G. Voegeli, M. L. Cléry-Melin, N. Ramoz, P. Gorwood

Abstract

Antidepressant drugs are widely prescribed, but response rates after 3 months are only around one-third, explaining the importance of the search of objectively measurable markers predicting positive treatment response. These markers are being developed in different fields, with different techniques, sample sizes, costs, and efficiency. It is therefore difficult to know which ones are the most promising. Our purpose was to compute comparable (i.e., standardized) effect sizes, at study level but also at marker level, in order to conclude on the efficacy of each technique used and all analyzed markers. We conducted a systematic search on the PubMed database to gather all articles published since 2000 using objectively measurable markers to predict antidepressant response from five domains, namely cognition, electrophysiology, imaging, genetics, and transcriptomics/proteomics/epigenetics. A manual screening of the abstracts and the reference lists of these articles completed the search process. Executive functioning, theta activity in the rostral Anterior Cingular Cortex (rACC), and polysomnographic sleep measures could be considered as belonging to the best objectively measured markers, with a combined d around 1 and at least four positive studies.

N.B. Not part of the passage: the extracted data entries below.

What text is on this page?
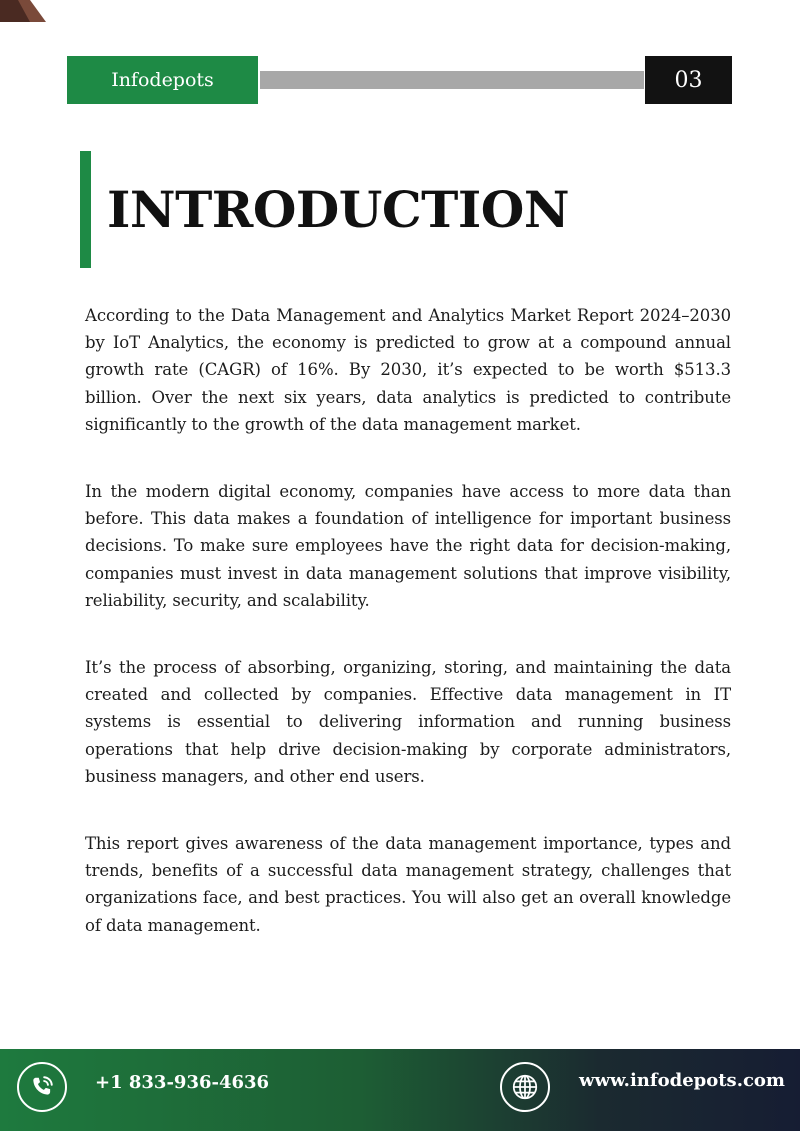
Infodepots	03
INTRODUCTION

According to the Data Management and Analytics Market Report 2024–2030 by IoT Analytics, the economy is predicted to grow at a compound annual growth rate (CAGR) of 16%. By 2030, it’s expected to be worth $513.3 billion. Over the next six years, data analytics is predicted to contribute significantly to the growth of the data management market.

In the modern digital economy, companies have access to more data than before. This data makes a foundation of intelligence for important business decisions. To make sure employees have the right data for decision-making, companies must invest in data management solutions that improve visibility, reliability, security, and scalability.

It’s the process of absorbing, organizing, storing, and maintaining the data created and collected by companies. Effective data management in IT systems is essential to delivering information and running business operations that help drive decision-making by corporate administrators, business managers, and other end users.

This report gives awareness of the data management importance, types and trends, benefits of a successful data management strategy, challenges that organizations face, and best practices. You will also get an overall knowledge of data management.

+1 833-936-4636	www.infodepots.com
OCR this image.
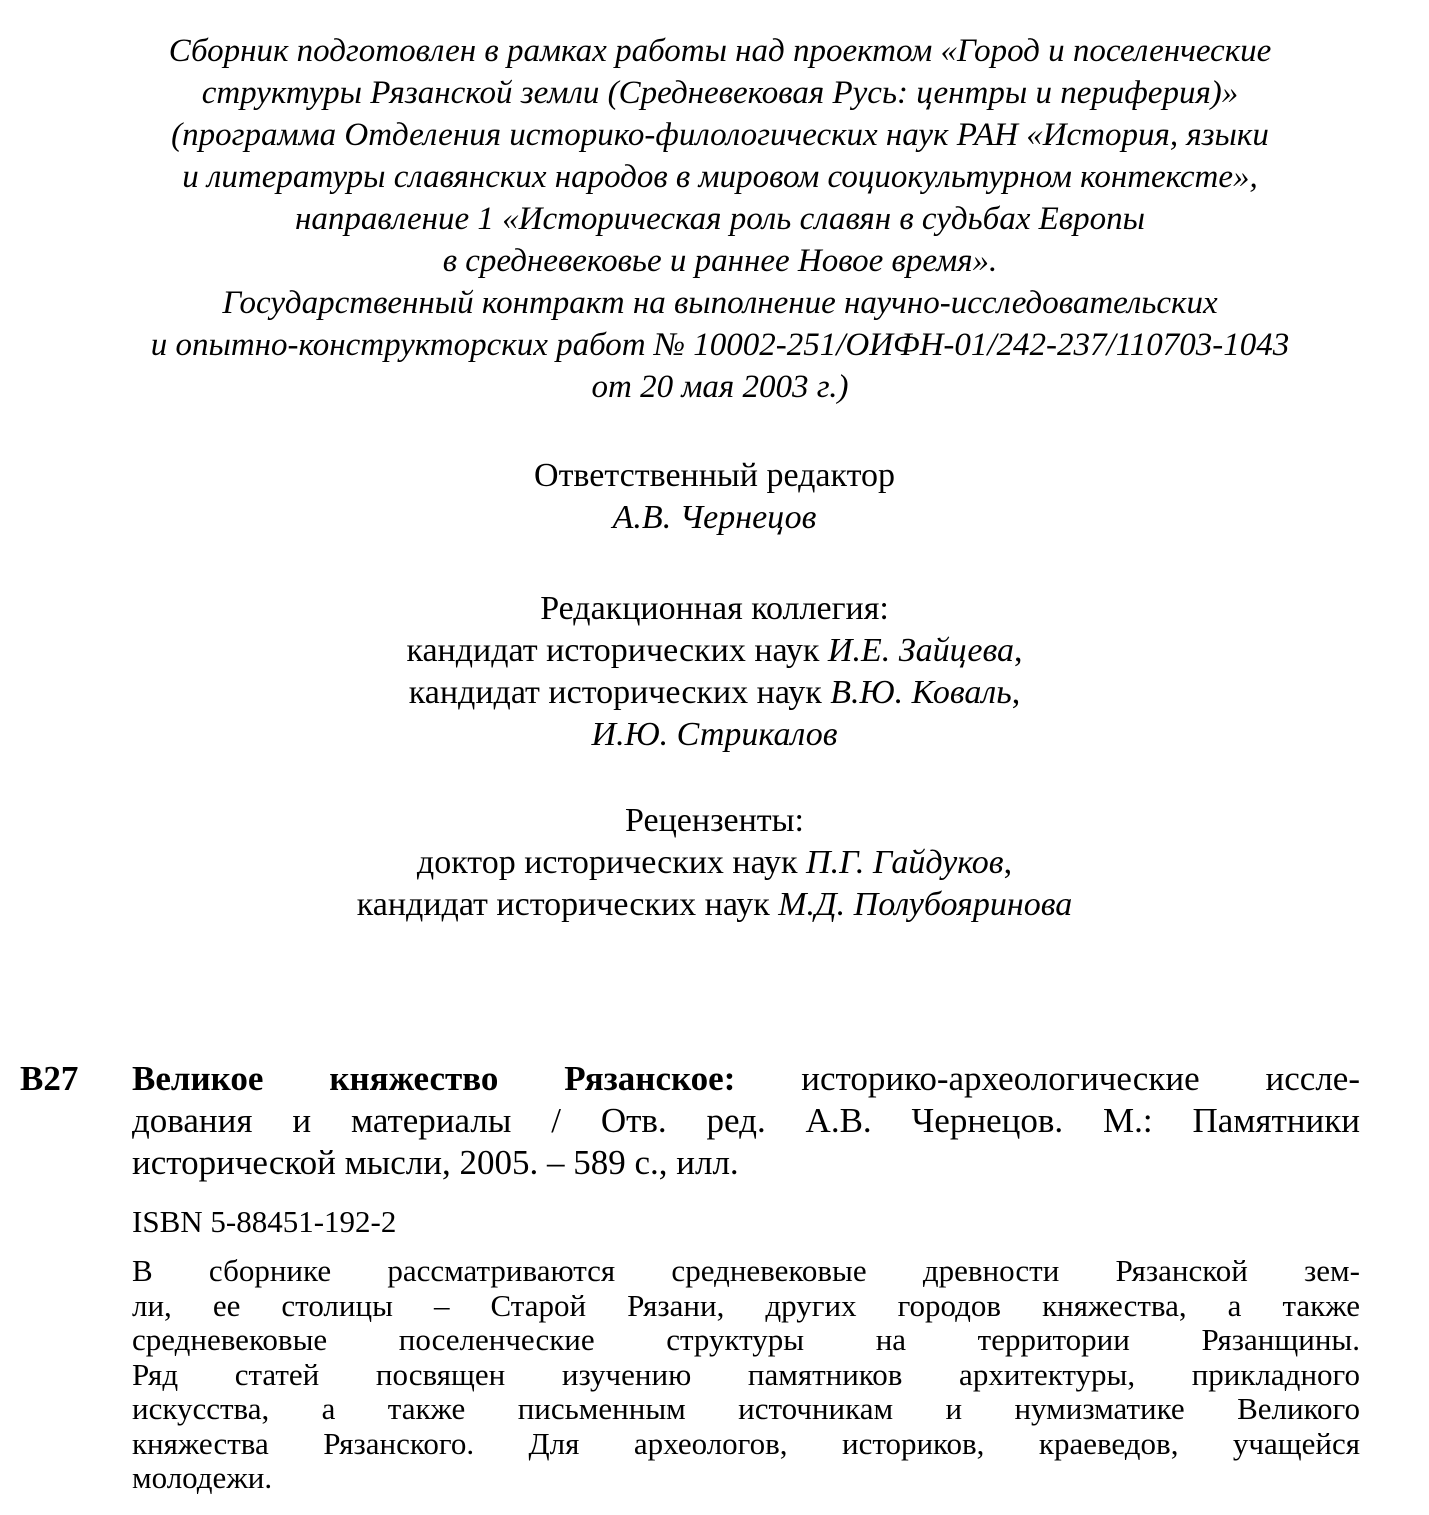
Сборник подготовлен в рамках работы над проектом «Город и поселенческие
структуры Рязанской земли (Средневековая Русь: центры и периферия)»
(программа Отделения историко-филологических наук РАН «История, языки
и литературы славянских народов в мировом социокультурном контексте»,
направление 1 «Историческая роль славян в судьбах Европы
в средневековье и раннее Новое время».
Государственный контракт на выполнение научно-исследовательских
и опытно-конструкторских работ № 10002-251/ОИФН-01/242-237/110703-1043
от 20 мая 2003 г.)
Ответственный редактор
А.В. Чернецов
Редакционная коллегия:
кандидат исторических наук И.Е. Зайцева,
кандидат исторических наук В.Ю. Коваль,
И.Ю. Стрикалов
Рецензенты:
доктор исторических наук П.Г. Гайдуков,
кандидат исторических наук М.Д. Полубояринова
В27 Великое княжество Рязанское: историко-археологические иссле-
дования и материалы / Отв. ред. А.В. Чернецов. М.: Памятники
исторической мысли, 2005. – 589 с., илл.
ISBN 5-88451-192-2
В сборнике рассматриваются средневековые древности Рязанской зем-
ли, ее столицы – Старой Рязани, других городов княжества, а также
средневековые поселенческие структуры на территории Рязанщины.
Ряд статей посвящен изучению памятников архитектуры, прикладного
искусства, а также письменным источникам и нумизматике Великого
княжества Рязанского. Для археологов, историков, краеведов, учащейся
молодежи.
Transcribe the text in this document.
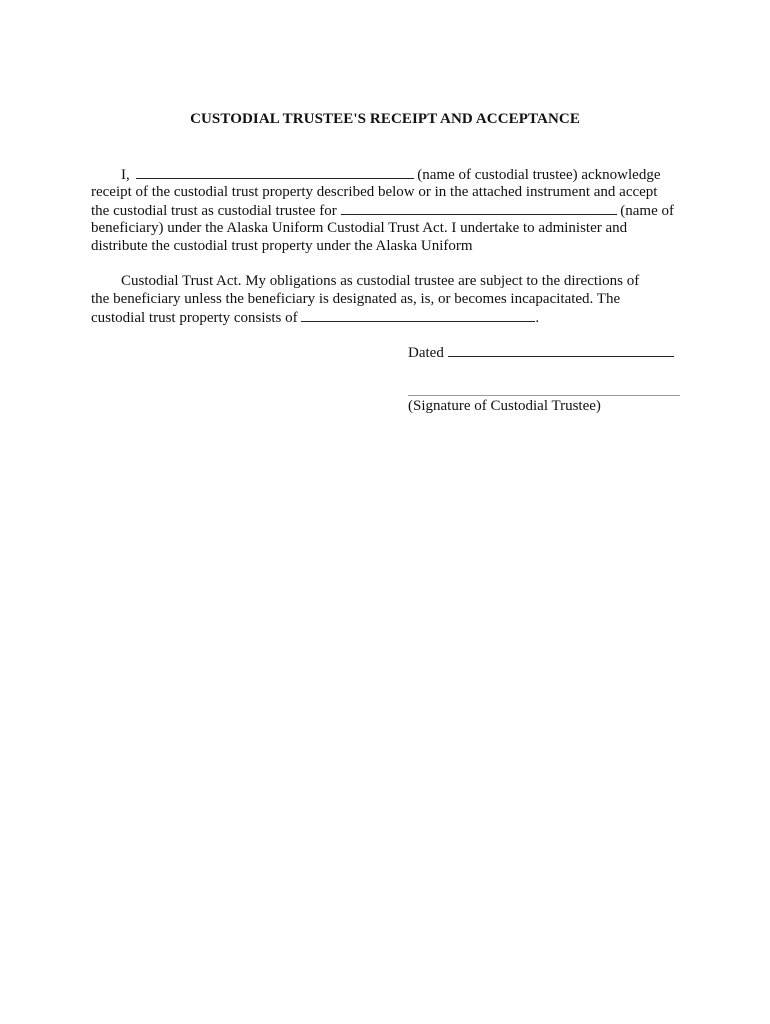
CUSTODIAL TRUSTEE'S RECEIPT AND ACCEPTANCE
I,	(name of custodial trustee) acknowledge
receipt of the custodial trust property described below or in the attached instrument and accept
the custodial trust as custodial trustee for	(name of
beneficiary) under the Alaska Uniform Custodial Trust Act. I undertake to administer and
distribute the custodial trust property under the Alaska Uniform
Custodial Trust Act. My obligations as custodial trustee are subject to the directions of
the beneficiary unless the beneficiary is designated as, is, or becomes incapacitated. The
custodial trust property consists of	.
Dated
(Signature of Custodial Trustee)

For inter-category comparisons, the approaches that showed the highest effect sizes are, in descending order, imaging (combined d between 0.703 and 1.353), electrophysiology (0.294-1.138), cognition (0.929-1.022), proteins/nucleotides (0.520-1.18), and genetics (0.021-0.515). Markers of antidepressant treatment outcome are numerous, but with a discrepant level of accuracy. Many biomarkers and cognitions have sufficient predictive value (d ≥ 1) to be potentially useful for clinicians to predict outcome and personalize antidepressant treatment.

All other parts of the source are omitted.